AKEL on International Women’s Day
We continue the struggle until gender equality becomes a reality
8 March 2022, AKEL C.C. Press Office, Nicosia
International Women’s Day 8th March is an opportunity to make an appraisal of the collective struggles waged by women all over the world and in Cyprus, for rights and gains that a century ago seemed utopian and were achieved through these struggles.
With the valuable legacy of the struggles carried out by pioneering women, with the legacy of the significant steps of progress that they sealed with their personal and collective demands, we have a duty to preserve what has been won through struggle and to continue this struggle so that gender equality and women’s empowerment become a reality.
We still have a long way to go.

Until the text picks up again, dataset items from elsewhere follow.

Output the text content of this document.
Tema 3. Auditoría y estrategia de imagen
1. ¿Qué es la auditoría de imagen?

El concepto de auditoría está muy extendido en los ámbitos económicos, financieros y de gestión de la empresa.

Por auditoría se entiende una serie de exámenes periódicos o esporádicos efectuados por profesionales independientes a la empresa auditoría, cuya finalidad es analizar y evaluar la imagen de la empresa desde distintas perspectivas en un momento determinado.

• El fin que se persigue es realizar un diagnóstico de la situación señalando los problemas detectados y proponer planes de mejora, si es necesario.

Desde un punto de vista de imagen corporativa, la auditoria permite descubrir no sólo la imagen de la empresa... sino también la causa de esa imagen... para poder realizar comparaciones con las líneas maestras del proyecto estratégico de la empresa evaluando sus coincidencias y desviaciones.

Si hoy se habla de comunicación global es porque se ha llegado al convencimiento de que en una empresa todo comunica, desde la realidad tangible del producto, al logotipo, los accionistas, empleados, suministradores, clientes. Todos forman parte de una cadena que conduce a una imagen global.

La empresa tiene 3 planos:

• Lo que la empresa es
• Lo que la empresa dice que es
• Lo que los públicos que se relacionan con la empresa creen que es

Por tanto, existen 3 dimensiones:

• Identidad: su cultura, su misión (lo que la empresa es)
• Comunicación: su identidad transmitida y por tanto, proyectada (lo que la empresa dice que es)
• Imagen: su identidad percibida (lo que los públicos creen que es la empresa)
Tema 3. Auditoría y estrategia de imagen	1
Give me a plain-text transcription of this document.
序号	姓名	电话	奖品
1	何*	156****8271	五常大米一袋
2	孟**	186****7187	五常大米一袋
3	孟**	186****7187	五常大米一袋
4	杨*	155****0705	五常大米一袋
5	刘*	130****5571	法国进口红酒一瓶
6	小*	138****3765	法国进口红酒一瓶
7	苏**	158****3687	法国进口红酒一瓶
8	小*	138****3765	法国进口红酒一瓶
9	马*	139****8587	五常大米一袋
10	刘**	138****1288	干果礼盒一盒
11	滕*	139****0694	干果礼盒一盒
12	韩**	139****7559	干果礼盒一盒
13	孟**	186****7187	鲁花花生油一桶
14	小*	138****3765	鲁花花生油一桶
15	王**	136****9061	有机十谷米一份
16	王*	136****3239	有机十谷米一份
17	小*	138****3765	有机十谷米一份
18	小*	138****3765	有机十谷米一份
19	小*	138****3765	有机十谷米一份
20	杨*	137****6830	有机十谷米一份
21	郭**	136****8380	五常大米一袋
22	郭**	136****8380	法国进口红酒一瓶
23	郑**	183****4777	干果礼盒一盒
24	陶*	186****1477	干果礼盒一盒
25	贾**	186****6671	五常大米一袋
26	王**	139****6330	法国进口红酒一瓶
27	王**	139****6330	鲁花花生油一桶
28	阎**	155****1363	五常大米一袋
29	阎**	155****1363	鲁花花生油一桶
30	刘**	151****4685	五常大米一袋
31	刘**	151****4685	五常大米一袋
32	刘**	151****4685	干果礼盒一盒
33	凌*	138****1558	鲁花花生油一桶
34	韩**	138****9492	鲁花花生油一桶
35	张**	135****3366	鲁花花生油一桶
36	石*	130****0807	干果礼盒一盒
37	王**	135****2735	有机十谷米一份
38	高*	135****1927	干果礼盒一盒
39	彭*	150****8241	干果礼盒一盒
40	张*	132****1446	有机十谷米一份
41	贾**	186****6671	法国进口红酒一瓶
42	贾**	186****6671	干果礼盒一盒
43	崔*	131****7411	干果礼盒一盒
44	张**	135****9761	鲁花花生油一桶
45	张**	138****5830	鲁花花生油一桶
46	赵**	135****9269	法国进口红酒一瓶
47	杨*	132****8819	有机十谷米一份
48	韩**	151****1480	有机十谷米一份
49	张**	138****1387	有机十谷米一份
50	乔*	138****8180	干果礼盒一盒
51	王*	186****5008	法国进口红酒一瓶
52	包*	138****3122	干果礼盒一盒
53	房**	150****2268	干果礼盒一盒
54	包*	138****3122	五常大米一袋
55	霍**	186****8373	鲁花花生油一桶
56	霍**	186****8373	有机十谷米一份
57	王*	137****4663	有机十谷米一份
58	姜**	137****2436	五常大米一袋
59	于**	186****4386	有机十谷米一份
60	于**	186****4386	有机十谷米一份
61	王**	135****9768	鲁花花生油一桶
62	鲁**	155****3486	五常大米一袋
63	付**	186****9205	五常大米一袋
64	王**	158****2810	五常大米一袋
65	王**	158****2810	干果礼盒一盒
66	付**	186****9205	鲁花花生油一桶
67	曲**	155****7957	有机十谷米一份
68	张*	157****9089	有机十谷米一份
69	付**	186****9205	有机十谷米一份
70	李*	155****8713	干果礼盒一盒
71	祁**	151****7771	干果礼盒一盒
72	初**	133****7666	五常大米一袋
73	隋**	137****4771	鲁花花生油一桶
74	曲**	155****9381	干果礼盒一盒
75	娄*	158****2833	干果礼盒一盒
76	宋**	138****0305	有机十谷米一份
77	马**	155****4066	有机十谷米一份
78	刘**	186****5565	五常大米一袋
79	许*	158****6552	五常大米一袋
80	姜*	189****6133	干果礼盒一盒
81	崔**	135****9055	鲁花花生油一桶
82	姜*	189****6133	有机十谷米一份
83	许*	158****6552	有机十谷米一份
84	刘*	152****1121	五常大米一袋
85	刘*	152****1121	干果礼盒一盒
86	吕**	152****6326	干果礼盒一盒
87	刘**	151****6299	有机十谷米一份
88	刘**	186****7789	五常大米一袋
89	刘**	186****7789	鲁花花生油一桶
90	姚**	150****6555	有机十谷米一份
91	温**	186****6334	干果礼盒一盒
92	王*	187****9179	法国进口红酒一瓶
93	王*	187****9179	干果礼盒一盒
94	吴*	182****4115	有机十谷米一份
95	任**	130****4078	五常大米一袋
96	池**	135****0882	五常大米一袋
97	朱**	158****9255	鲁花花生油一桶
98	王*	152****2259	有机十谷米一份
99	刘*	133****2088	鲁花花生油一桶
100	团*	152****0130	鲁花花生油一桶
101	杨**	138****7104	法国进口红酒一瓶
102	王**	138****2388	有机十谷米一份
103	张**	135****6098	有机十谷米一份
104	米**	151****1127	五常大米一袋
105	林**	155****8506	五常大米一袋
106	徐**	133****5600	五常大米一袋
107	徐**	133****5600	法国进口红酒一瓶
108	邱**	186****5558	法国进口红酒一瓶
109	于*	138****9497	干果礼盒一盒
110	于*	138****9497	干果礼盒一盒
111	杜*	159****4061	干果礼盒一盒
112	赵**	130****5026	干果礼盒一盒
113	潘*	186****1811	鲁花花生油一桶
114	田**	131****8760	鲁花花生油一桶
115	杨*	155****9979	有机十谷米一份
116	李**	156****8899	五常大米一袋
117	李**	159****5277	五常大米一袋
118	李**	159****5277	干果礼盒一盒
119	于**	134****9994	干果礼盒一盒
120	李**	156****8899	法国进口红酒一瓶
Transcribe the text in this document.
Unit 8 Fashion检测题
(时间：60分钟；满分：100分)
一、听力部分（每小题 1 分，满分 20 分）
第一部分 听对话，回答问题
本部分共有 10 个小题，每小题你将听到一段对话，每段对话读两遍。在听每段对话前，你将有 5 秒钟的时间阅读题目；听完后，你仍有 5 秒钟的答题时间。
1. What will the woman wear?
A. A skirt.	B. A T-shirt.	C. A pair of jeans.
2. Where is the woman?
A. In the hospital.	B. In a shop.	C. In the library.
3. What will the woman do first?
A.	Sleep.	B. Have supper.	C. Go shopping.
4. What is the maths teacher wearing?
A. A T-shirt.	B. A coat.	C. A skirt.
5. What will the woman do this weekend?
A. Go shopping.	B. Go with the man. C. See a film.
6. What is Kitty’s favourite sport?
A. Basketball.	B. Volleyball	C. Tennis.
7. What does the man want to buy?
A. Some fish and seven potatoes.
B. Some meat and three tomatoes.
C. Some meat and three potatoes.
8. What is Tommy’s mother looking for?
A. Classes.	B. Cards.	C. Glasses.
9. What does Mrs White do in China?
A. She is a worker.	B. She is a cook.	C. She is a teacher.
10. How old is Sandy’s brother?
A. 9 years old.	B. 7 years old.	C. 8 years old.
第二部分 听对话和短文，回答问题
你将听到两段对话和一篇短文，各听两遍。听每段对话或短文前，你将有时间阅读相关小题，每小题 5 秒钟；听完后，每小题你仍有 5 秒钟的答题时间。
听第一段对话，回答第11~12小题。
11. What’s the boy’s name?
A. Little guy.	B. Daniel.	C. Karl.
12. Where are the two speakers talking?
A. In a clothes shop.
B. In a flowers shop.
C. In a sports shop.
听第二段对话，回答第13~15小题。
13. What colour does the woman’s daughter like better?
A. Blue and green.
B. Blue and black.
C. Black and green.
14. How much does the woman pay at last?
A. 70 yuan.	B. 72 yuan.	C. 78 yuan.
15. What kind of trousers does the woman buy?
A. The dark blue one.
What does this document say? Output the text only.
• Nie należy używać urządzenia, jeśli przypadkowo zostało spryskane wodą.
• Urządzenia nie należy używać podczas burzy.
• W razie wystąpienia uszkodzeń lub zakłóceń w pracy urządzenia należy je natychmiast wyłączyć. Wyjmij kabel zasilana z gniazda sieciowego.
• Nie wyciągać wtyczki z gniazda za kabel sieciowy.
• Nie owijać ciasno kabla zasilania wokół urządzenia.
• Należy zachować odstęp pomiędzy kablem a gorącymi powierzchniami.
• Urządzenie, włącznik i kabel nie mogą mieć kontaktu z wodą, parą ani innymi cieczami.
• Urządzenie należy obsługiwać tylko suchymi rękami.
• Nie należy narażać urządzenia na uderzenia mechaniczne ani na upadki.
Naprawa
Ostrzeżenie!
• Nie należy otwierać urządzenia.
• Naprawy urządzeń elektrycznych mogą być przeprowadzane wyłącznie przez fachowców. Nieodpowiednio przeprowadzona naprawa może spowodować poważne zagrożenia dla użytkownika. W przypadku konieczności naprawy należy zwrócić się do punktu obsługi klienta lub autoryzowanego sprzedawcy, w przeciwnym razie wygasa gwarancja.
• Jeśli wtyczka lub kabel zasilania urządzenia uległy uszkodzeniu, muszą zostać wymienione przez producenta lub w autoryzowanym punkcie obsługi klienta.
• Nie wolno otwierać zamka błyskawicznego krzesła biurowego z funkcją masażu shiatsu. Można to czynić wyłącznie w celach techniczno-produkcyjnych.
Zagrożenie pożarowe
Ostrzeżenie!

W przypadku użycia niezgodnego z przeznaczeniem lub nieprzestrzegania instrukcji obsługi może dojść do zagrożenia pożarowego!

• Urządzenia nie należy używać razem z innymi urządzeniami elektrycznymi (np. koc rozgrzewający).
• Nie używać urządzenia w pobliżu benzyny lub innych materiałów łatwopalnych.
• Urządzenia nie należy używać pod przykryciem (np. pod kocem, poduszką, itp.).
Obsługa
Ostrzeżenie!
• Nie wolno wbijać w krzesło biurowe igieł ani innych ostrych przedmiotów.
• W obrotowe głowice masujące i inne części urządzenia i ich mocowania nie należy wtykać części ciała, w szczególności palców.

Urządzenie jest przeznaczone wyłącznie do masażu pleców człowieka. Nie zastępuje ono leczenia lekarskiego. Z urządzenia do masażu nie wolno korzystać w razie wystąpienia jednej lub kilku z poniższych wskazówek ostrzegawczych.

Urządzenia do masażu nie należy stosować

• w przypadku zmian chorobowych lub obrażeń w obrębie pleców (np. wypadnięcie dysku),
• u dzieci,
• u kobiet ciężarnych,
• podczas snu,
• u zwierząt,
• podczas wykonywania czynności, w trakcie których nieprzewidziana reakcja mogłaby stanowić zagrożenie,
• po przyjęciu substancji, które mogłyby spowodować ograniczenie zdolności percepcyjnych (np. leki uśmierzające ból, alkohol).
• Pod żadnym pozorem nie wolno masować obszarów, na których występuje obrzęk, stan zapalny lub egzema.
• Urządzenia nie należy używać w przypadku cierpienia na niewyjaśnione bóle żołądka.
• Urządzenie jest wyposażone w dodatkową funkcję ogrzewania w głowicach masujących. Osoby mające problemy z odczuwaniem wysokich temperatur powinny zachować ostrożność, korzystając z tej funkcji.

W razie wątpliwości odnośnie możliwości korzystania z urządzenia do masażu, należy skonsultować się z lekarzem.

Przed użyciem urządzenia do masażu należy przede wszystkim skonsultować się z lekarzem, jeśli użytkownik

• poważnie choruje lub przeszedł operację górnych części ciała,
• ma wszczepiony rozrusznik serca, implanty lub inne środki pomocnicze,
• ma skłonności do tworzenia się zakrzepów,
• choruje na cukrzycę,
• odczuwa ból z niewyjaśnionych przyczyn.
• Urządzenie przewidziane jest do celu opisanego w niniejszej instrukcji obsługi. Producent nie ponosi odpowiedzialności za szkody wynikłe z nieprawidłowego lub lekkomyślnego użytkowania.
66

The women of our country and throughout the world continue to suffer multiple forms of inequality, discrimination, oppression and violence. Working women, unemployed women, mothers, young women, retired women, refugees, trapped women, single parents and immigrant women, remain vulnerable to the pathogenesis of a society in which stereotypical perceptions and patriarchal structures continue to be dominant.
AKEL considers that the struggle for gender equality is not a confrontation between men and women, but instead a struggle against the socio-economic system which is based on the widening and perpetuation of inequalities and the outdated concepts that feed them. In our country, the socio-economic policy pursued by the Anastasiades government, which has dismantled the welfare state, deregulated labour relations, ignored the demands for modern policies to combat gender violence and sexist stereotypes – a fact that was unfortunately expressed during the period of the pandemic – has put women and the cause of gender equality in an even more harsh position.
On the occasion of International Women’s Day, AKEL reaffirms that it will continue to be a leading force, both inside and outside Parliament, in the fight for gender equality. AKEL will continue to demand and promote modern radical policies in order to put an end to gender discrimination and for gender to cease to be a criterion for measuring people at the workplace, in domestic family activity and in public life.